Le parcours d'un cinéphile est souvent semé d'embûches et de déception face à de nombreuses attentes. Mais il est aussi un chemin qui nous fait découvrir des oeuvres rares, puissantes, venues de pays dont on ne s'attend pas forcément à tenter l'aventure cinématographique.
Hiner Saleem est un cinéaste kurde, ayant déjà fait son trou dans le milieu. Avec My Sweet Pepper Land, il doit certainement offrir son oeuvre la plus aboutie car le chemin parcouru depuis Kilomètre Zéro (le seul autre film que j'ai vu du monsieur) est énorme.

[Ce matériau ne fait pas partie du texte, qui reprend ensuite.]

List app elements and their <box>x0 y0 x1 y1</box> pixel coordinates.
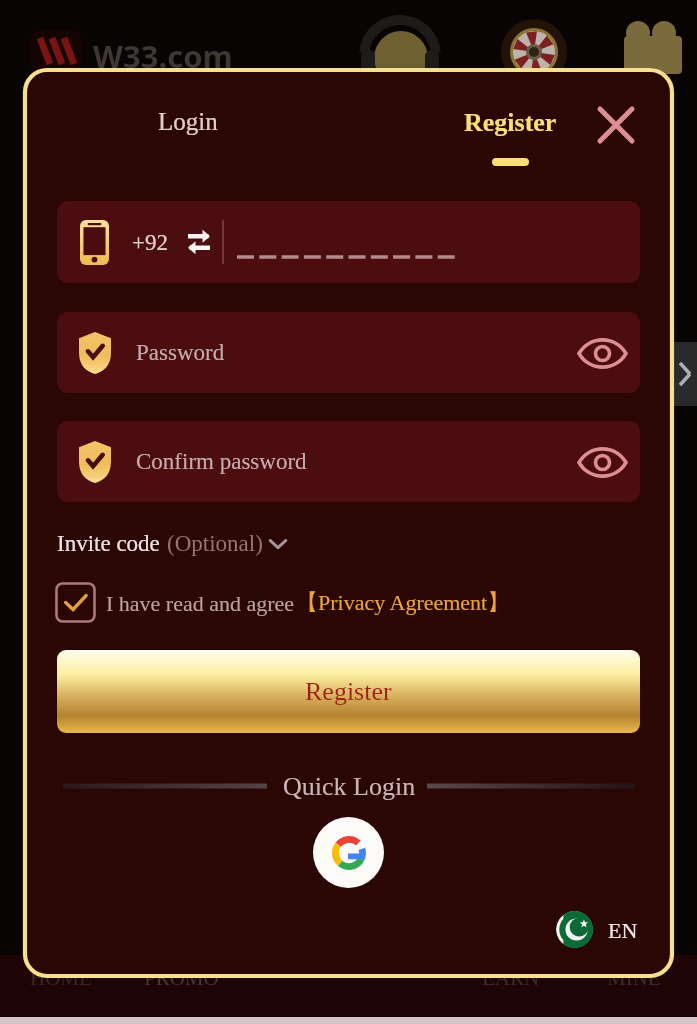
staticText: W33.com <box>93 35 233 77</box>
staticText: HOME <box>30 966 92 989</box>
staticText: Login <box>158 108 218 136</box>
button[interactable]: Toggle password visibility <box>576 436 628 488</box>
staticText: Confirm password <box>136 449 307 474</box>
staticText: I have read and agree <box>106 591 295 615</box>
button[interactable]: Close <box>589 97 643 151</box>
staticText: EN <box>608 918 638 942</box>
button[interactable]: Register <box>444 94 577 180</box>
staticText: +92 <box>132 230 168 255</box>
button[interactable]: Confirm password <box>57 421 640 502</box>
button[interactable]: Register <box>57 650 640 733</box>
button[interactable]: Sign in with Google <box>313 817 384 888</box>
staticText: Register <box>305 677 392 706</box>
staticText: EARN <box>482 966 540 989</box>
button[interactable]: I have read and agree <box>47 574 518 631</box>
staticText: Password <box>136 340 225 365</box>
staticText: Quick Login <box>283 772 416 801</box>
button[interactable]: Password <box>57 312 640 393</box>
button[interactable]: +92 <box>57 201 640 283</box>
staticText: 【Privacy Agreement】 <box>296 589 510 617</box>
button[interactable]: Invite code <box>49 523 295 564</box>
button[interactable]: Login <box>138 94 238 150</box>
button[interactable]: Toggle password visibility <box>576 327 628 379</box>
staticText: (Optional) <box>167 531 263 556</box>
staticText: Invite code <box>57 531 160 556</box>
button[interactable]: EN <box>548 903 646 956</box>
staticText: Register <box>464 108 557 137</box>
staticText: MINE <box>607 966 661 989</box>
staticText: PROMO <box>144 966 219 989</box>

My Sweet Pepper Land est multi genre. Mais c'est avant tout un film profondément humain, qui touche au coeur et qui pose surtout question. Dans un Kurdistan libéré du joug de Saddam Hussein, un petit état tente de se construire et d'avancer. Une jeune démocratie qui balbutie et dont la tâche pour évoluer semble colossale.
Saleem propose constamment un regard sur le passé et sur l'avenir. Une oeuvre qui touche par ses nombreux sujets abordés où deux jeunes personnes tentent de vivre, coincés entre une volonté de modernisme et respect des traditions.
La place de la femme au sein de ce jeune Kurdistan est évoquée. Mais pas seulement, c'est l'ensemble de la société qui est étudiée à la loupe. Saleem y évoque les pressions sociales que les hommes doivent subir via Baran, notre héros. Celui-ci fuit une mère qui cherche à le marier à tout prix. La relation entre l'homme et la femme suscite les plus grandes controverses au sein d'un village vivant justement dans cette tradition.
Il n'y a surtout aucun jugement moral de la part de Saleem. Il n'hésite pas à utiliser l'humour même s'il ne le fait pas toujours avec brio pour raconter son sujet. Le film est aussi une réelle invitation au voyage, véritable découverte d'un monde qui nous est à la fois l'opposé de notre mode de vie, mais aussi qui nous rapproche par les différents traits de caractère des personnages.
Saleem propose un eastern extrêmement intéressant et intelligent, servi par une photographie à couper le souffle, de superbes plans et des moments de contemplation distillés comme il se doit. Le cinéaste offre un film presque parfait de ces contrées sauvages et loin de la modernité du Kurdistan. Un voyage dont on ne ressort pas indemne.